Ways in Which Howl’s Moving Castle Is Like a Kaleidoscope
Halfway through the book, the author turns the idea on its head…

A few days ago I started thinking that the story of Howl’s Moving Castle reminds me strongly of a kaleidoscope.
- In the book (Jones, 1986), when you turn the handle of the door, the whole world around you changes. You were in a castle, but now it’s a florist shop, or a suburban house in Wales, or a townhouse in the capital. One twist and everything is different.
- In the book, Sophie has a vision of how the world is: drab and static. She’s plain and untalented, with no prospects and a boring future as a milliner. Even when she encounters a witch and is cursed, she’s so sure of her status as a non-player character — a prop in someone else’s story — that she doesn’t revise this vision. But then, as she moves around, gradually this vision breaks up into a brighter, moving world, shining new lights onto her relationships with her sisters and stepmother, with Howl, and with herself.
- In the book, you think you know what world you are in: it’s a fairytale fantasy world, similar to the one where Puss in Boots lives, but entirely self-contained. But then, halfway through the book, the author turns the idea on its head, and you’re looking at a multiverse, where many realities exist, and Sophie’s world and ours are separate but connected.

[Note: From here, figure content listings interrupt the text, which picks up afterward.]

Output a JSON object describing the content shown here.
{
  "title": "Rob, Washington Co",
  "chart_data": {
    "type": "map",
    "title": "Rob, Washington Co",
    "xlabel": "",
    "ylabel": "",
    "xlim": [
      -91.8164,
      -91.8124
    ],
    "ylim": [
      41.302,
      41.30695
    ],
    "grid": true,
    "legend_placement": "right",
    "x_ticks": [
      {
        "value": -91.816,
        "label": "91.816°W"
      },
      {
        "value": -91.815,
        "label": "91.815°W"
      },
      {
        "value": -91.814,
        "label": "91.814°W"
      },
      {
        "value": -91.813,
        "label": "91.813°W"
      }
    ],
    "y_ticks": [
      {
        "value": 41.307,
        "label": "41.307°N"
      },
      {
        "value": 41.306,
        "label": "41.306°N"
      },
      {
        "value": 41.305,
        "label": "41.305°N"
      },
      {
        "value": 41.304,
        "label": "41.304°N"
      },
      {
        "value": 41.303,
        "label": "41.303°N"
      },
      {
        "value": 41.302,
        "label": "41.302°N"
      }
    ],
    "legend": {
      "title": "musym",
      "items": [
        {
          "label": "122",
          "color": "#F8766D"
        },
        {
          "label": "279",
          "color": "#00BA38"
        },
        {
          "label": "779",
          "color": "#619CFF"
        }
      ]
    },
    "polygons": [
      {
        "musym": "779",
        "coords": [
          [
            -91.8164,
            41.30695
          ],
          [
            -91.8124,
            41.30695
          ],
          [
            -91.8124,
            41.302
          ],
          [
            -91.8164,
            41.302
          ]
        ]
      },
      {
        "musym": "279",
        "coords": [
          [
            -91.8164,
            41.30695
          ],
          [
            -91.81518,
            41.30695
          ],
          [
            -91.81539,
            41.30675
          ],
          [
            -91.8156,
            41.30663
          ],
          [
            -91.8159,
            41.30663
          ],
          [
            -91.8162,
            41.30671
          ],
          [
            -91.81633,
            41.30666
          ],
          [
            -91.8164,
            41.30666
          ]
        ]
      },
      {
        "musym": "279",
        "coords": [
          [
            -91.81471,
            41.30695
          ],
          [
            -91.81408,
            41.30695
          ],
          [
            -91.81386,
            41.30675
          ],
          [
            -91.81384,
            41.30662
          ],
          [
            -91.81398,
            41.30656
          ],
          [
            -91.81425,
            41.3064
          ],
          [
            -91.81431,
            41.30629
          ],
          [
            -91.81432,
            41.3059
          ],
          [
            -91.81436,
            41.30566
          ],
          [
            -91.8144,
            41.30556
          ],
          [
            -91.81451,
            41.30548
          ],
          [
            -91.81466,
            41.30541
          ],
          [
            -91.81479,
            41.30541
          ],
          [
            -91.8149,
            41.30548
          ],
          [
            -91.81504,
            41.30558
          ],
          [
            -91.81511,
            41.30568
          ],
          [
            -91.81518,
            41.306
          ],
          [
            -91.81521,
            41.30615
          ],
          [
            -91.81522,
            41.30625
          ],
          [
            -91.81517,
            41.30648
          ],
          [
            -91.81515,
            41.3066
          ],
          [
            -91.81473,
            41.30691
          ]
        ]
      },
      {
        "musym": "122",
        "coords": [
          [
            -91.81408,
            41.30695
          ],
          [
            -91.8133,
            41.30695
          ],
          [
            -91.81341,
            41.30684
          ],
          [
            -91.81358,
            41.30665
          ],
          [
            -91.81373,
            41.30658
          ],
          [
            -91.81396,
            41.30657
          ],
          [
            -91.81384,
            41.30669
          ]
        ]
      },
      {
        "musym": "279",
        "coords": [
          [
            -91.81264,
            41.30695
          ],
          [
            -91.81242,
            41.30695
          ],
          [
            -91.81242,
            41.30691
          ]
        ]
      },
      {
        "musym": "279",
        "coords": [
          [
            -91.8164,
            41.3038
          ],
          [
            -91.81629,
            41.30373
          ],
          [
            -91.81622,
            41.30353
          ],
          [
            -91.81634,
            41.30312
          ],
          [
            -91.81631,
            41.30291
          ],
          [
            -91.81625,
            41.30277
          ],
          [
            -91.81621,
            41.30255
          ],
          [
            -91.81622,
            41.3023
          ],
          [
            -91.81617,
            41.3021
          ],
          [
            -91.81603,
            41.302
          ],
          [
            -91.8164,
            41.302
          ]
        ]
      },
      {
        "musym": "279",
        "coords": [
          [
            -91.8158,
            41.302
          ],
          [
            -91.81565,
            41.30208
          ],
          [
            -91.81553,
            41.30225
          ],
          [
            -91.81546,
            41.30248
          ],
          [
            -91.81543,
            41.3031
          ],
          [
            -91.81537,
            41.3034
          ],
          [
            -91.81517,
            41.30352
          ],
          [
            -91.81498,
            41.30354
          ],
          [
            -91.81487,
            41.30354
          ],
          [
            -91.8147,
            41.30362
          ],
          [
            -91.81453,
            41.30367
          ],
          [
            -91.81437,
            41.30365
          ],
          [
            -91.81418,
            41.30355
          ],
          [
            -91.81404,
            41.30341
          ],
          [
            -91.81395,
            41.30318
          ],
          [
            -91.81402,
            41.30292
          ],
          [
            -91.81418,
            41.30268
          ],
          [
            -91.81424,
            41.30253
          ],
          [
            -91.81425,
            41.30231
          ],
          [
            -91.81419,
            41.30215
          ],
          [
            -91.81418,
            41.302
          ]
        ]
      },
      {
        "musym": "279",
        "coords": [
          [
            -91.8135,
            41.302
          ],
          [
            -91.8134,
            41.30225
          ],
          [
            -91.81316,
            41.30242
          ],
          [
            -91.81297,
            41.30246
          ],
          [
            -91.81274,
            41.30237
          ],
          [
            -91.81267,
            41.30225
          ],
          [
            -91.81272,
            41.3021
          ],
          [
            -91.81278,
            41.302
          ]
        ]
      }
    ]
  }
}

- In the movie (Miyazaki, 2004), you think you recognise the story. It’s a close retelling of the book, with the same characters and plot. But then, the situation seems to twist, the characters fragment and rejoin in new patterns, and you are dealing with completely different themes, character and plot. The parts are all there: the witch, the dog, the debonair wizard, the war, the scarecrow, the stick, the king, and so on. But Howl goes from being an arms manufacturer to an anti-war activist. The witch goes from being a heartless demon-ridden husk to an elderly family member. The scarecrow and the prince are just complete remixes. The king and his advisors are remixed. It is as though Miyazaki watched the start of the book, then turned his mental kaleidoscope 90 degrees and watched all the elements that made it up shift into new, equally wonderful configurations. And it is so very much in keeping with a book that exists to make you reanalyse what is going on that the movie of the book is a reanalysis so bold and so well done.